Olivier Barlet, critique de cinéma à Africultures, souligne que cette cinématographie se développe grâce à l’émergence de véritables auteurs. Les festivals jouent également un rôle crucial en soutenant les réalisateurs africains à travers des processus d’accompagnement.
Un autre aspect à considérer est l’attente mondiale d’un cinéma social et politiquement engagé. Selon Barlet, cette attente peut influencer les sélections des festivals, qui privilégient souvent des films traitant de la pauvreté et des luttes sociales. Cependant, cela peut également risquer d’orienter les cinéastes vers des récits moins spontanés.

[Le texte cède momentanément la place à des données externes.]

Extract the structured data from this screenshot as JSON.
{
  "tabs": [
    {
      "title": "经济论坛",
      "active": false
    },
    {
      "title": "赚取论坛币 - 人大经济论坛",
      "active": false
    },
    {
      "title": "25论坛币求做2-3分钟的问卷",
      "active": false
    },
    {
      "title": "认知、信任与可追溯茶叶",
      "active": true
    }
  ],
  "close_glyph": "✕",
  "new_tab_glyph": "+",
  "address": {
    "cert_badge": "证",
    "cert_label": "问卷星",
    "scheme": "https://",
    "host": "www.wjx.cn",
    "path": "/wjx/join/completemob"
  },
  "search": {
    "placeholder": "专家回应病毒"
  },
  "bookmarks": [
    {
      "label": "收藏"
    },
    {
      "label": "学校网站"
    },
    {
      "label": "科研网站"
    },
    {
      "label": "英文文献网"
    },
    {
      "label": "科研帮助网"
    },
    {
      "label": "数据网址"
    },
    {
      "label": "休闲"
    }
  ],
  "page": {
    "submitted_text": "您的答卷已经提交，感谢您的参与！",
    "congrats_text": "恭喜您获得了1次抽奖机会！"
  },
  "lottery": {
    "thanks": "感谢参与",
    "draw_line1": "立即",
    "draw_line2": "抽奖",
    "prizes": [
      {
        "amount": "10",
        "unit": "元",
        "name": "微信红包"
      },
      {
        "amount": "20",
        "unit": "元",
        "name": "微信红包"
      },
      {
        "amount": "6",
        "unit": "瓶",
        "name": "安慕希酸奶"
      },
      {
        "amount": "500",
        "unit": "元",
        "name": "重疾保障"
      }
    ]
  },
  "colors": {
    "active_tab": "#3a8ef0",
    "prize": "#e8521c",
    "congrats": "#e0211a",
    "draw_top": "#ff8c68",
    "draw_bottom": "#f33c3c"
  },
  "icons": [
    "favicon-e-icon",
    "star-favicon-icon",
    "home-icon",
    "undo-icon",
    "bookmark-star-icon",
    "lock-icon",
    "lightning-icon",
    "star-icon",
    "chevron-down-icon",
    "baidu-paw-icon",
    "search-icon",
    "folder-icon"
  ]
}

Malgré ces défis, le cinéma africain continue de se réinventer. Des réalisateurs comme Marie-Clémentine Dusabejambo, qui aborde les thèmes de la réconciliation après le génocide rwandais, illustrent cette audace créative. Des films comme Ben’imana, qui a remporté la Caméra d’or à Cannes, témoignent de cette capacité à représenter des récits authentiques et puissants.
Cette dynamique témoigne de la diversité et de la richesse du cinéma africain, qui s’affirme de plus en plus sur la scène internationale.